Pierre-Olivier Combelles

 

p. 228 Il leur était permis d'aimer les enfants de bonne & gentille nature, mais abuser de leurs personnes était tenu pour chose très infâme, comme de gens qui en aimaient le corps & non pas l'âme : de sorte que qui en était accusé, en demeurait noté d'infâmie pour toute sa vie. La coutume était que les vieux demandaient aux jeunes quand ils les rencontraient, où ils allaient, & quoi faire, & les tançaient qu'ils faillaient à répondre, ou s'ils allaient bâtissant des excuses : & qui ne tançait celui qui commettait quelque faute en sa présence, était sujet à la même réprehension que celui qui avait failli, même celui qui se courrouçait ou montrait de prendre à mal quand on le reprenait, en était reproché et désestimé.

p. 228 Et fallait que les jeunes hommes révérassent non seulement leurs propres pères, & se rendissent sujets à eux, mais aussi qu'ils portassent révérence à tous autres vieilles gens, en leur cédant le dessus, & se détournant d'eux par les chemins, en se levant de leurs sièges au-devant d'eux, & s'arrêtant quand ils passaient : & pourtant un chacun commandait non seulement comme aux autres villes à ses propres enfants, à ses propres serviteurs, & disposait de ses propres biens, ains aussi à ceux de son voisin, ne plus ne moins que aux siens propres, & s'en servait comme de choses communes entre eux, afin qu'ils en eussent soin chacun comme de leurs propres. Et pourtant si un enfant ayant été châtié par un autre l'allai rapporter à son père, c'était honte au père s'il ne lui donnait encore d'autres coups : car par la commune discipline de leur pays, ils s'assuraient, que un autre n'avait rien commandé qui ne fût honnête à leurs enfants.

p. 228 Ils étudiaient aussi à composer de belles chansons, & non pas moins à les chanter, & y avait toujours en leurs compositions ne sait quel aiguillon qui excitait le courage, & inspirait aux cœurs des écoutants un propos délibéré & une ardente volonté de faire quelque belle chose.

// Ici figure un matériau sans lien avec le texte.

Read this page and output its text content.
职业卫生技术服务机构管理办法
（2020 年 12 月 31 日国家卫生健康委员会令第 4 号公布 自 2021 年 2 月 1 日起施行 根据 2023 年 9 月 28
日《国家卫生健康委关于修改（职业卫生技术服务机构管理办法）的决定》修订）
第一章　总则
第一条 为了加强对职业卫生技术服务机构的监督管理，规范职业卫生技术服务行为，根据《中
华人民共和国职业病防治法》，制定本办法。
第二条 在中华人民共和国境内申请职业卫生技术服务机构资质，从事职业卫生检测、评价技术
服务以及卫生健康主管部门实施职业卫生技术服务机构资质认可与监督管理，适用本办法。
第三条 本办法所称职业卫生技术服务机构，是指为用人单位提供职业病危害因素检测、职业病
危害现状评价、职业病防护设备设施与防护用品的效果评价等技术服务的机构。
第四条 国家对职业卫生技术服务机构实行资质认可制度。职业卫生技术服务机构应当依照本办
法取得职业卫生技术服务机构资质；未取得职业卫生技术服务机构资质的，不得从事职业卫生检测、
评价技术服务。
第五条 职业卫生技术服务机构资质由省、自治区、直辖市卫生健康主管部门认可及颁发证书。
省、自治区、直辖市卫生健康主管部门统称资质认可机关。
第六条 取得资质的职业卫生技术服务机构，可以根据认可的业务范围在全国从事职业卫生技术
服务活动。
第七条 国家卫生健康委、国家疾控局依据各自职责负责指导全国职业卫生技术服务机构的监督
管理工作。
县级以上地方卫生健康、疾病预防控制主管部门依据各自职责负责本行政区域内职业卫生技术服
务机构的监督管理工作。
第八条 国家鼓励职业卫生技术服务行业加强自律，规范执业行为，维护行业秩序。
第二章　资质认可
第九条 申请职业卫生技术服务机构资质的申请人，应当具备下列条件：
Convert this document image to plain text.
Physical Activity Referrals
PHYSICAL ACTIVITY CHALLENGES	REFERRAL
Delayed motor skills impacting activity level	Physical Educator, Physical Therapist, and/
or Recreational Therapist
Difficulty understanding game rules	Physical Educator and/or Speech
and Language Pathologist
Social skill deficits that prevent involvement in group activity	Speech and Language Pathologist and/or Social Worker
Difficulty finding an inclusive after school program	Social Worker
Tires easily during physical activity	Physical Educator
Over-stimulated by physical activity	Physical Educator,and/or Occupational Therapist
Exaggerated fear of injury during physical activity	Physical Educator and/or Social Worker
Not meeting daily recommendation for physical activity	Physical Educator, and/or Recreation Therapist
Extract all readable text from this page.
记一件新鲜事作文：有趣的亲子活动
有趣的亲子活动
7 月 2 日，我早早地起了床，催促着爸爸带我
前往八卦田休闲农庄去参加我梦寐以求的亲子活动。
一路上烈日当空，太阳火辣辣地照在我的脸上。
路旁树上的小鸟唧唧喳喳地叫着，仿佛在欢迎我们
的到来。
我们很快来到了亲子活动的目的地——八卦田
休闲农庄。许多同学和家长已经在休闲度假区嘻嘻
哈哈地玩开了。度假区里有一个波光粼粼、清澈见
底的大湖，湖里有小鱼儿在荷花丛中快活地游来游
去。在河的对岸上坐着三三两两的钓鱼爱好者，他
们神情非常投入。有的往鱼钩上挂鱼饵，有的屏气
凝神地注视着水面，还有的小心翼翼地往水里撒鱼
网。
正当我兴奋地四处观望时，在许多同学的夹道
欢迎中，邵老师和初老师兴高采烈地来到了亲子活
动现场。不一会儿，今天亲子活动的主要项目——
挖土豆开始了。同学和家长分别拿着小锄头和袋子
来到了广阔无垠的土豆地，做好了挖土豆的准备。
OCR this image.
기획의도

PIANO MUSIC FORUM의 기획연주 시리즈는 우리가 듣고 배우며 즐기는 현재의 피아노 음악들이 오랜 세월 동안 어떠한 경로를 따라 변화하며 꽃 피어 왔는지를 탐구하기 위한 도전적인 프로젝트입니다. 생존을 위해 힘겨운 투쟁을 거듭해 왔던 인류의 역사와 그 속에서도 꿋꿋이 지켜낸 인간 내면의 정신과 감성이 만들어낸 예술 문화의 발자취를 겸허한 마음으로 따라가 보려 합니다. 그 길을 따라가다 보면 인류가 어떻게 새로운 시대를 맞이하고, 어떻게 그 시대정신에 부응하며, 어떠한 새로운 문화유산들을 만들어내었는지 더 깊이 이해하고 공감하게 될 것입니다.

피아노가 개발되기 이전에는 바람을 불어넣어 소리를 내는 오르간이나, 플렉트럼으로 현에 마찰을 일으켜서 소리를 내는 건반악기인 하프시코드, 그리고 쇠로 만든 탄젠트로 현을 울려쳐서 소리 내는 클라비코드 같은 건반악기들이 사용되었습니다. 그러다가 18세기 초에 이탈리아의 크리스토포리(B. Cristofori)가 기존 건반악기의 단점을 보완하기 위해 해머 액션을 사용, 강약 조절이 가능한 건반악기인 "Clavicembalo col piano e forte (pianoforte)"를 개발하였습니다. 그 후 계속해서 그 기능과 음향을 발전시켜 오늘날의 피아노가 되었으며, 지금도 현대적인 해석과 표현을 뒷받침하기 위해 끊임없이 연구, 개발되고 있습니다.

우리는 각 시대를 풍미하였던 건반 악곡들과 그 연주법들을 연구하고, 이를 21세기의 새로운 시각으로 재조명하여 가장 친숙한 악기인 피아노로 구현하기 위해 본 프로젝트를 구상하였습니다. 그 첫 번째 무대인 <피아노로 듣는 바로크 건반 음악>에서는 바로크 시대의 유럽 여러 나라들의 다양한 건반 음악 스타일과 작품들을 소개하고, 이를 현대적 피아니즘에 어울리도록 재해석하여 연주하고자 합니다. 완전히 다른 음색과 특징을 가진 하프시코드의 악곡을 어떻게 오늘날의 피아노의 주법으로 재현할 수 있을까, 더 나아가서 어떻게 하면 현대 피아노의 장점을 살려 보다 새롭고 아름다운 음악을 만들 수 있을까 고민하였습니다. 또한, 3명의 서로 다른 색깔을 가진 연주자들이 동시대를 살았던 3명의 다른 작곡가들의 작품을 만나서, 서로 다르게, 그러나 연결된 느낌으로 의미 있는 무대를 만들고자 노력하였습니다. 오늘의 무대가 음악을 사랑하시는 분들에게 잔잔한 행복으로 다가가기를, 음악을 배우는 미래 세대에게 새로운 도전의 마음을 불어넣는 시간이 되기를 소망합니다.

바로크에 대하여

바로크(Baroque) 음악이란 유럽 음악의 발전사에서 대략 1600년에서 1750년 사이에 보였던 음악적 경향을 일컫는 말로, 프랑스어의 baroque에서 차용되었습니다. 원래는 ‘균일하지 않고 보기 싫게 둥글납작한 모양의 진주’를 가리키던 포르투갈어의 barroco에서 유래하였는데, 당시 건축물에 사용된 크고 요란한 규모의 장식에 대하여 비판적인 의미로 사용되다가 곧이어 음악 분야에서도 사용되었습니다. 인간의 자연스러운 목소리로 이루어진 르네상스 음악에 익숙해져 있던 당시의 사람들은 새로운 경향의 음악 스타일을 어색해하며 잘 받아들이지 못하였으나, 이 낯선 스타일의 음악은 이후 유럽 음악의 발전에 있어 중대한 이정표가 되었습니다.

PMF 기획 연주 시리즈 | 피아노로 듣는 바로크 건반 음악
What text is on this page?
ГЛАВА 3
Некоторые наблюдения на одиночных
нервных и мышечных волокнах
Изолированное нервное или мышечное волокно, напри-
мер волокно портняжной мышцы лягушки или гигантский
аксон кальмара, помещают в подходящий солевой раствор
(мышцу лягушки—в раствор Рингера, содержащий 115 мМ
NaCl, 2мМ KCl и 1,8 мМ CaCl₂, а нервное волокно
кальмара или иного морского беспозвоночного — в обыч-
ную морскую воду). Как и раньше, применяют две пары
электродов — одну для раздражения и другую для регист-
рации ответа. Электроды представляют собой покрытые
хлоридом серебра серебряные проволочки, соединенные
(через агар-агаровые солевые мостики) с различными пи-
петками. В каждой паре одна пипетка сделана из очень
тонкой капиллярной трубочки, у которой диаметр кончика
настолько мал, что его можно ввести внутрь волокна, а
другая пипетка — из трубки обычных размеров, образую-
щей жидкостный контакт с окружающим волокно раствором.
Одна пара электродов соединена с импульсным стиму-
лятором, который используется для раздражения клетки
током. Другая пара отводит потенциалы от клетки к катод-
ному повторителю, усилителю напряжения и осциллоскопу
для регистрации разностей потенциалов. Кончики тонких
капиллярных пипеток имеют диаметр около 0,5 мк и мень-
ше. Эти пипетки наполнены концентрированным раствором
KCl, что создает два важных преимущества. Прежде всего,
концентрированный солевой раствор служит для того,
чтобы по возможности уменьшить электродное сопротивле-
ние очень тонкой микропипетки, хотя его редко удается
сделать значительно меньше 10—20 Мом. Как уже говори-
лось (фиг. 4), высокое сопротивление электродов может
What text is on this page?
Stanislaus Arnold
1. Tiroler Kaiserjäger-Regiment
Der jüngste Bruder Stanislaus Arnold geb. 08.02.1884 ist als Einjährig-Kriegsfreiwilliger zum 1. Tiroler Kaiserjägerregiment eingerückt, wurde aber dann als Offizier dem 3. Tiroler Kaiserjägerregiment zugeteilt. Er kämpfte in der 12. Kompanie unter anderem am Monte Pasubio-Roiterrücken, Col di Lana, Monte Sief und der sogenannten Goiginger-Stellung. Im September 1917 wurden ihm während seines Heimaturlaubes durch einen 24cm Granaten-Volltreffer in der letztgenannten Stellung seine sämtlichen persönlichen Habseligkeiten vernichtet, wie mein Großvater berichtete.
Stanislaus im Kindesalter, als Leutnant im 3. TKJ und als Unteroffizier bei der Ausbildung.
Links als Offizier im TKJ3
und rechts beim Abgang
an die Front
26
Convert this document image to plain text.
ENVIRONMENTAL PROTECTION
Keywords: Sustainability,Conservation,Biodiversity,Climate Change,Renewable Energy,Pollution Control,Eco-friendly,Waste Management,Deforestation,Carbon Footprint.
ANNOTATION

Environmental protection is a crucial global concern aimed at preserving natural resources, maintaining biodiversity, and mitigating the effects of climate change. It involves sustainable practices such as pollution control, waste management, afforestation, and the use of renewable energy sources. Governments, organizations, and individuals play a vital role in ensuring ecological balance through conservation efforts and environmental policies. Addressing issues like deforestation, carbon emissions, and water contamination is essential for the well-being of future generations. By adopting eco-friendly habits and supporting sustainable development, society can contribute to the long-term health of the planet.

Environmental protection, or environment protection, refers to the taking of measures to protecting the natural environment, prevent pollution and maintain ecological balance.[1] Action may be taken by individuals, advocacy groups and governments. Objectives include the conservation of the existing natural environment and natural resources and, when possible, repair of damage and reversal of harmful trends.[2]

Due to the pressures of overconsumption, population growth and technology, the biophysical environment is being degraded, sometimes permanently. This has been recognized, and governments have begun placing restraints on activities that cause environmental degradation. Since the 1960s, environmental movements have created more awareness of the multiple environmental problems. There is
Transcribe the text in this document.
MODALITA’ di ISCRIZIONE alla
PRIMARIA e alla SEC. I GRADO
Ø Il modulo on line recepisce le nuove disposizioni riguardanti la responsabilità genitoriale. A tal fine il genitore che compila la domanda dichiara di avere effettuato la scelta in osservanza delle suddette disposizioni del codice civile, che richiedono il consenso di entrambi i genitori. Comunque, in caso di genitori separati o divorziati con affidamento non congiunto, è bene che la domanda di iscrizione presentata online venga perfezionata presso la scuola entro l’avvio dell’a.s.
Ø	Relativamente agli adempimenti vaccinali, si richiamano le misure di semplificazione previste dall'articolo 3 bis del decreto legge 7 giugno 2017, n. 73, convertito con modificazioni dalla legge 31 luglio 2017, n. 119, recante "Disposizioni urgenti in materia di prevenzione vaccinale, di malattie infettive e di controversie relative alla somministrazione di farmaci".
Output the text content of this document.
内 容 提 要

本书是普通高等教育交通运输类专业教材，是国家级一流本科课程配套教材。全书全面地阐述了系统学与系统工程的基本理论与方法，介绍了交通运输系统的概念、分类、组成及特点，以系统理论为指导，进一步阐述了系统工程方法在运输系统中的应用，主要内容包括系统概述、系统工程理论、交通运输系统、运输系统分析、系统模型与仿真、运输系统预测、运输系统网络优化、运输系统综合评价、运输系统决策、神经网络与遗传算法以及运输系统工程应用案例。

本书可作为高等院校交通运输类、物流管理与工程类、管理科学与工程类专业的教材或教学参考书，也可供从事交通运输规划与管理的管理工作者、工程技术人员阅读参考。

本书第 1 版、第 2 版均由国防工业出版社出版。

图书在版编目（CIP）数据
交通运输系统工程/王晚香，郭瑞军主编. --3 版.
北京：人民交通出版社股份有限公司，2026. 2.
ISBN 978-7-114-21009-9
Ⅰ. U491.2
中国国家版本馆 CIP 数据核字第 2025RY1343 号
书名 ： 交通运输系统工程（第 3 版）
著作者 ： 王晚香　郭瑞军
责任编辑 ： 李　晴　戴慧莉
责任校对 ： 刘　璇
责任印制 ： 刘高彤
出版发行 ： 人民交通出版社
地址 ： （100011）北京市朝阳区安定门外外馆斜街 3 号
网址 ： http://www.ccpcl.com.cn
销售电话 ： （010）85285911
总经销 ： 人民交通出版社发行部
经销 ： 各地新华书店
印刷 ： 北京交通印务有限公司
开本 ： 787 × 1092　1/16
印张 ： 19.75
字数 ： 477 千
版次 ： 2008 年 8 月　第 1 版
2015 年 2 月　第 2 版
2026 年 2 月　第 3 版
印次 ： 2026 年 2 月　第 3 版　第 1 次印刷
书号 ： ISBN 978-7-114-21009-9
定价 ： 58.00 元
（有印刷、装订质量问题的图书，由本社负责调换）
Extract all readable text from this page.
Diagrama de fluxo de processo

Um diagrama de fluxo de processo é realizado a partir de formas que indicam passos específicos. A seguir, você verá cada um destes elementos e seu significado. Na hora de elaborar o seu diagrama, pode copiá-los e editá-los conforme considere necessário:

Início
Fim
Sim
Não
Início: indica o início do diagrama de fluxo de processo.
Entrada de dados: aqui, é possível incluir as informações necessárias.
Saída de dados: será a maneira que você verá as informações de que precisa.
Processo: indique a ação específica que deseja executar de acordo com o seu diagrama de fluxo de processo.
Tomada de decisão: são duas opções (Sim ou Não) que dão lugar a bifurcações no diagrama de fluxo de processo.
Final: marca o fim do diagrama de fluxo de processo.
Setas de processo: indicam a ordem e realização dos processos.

Le langage était simple, sans fard ni affèterie quelconque, qui ne contenait autre chose que les louanges de ceux qui avaient vécu vertueusement, & qui étaient morts en la guerre pour la défense de Sparte, comme étant bienheureux, & le blâme de ceux qui par lâcheté de cœur avaient résisté à mourir comme vivant une vie misérable & malheureuse : ou bien c'étaient promesses d'être à l'avenir, ou bien vanteries d'être présentement gens de bien, selon la diversité des âges de ceux qui les chantaient : car y ayant ès fêtes solennelles & publiques toujours trois danses, celle des vieillards commençant disait,

Nous avons été jadis

Jeunes, vaillants, & hardis.

Nous le sommes maintenant,

A l'épreuve à tout venant.

Et nous un jour le serons,

Qui bien vous surpasserons.

Les chants mêmes, à la cadence desquels ils ballaient, & marchaient en bataille au son des flûtes quand ils allaient choquer l'ennemi, étaient appropriés à inciter les cœurs à la vaillance, à l'assurance, & au mépris de la mort : car Lycurgus s'étudia à conjoindre l'exercice de la discipline militaire avec le plaisir de la musique : afin que cette véhémence beliqueuse mêlée avec la douceur de la musique, en fut tempérée de bon accord & harmonie, & pourtant ès batailles, avant le choc de la charge, le Roi avait accoutumé de sacrifier aux Muses, afin que les combattants eussent la grâce de faire des choses glorieuses & dignes de mémoire. Mais si quelqu'un voulait outrepasser un seul point de la musique ancienne, ils ne le supportaient pas : tellement que les Ephores condamnèrent à l'amende Terpander, assez grossier à l'antique, mais le meilleur joueur de cithre de son temps, & qui plus prenait de plaisir à louer les faits héroïques.

Les dicts des Lacédémoniens. In: Les Oeuvres morales et mêlées de Plutarque. Traduction d'Amyot. Imprimerie de François Estienne, 1582 (in-folio). Bibliothèque de Pierre-Olivier Combelles.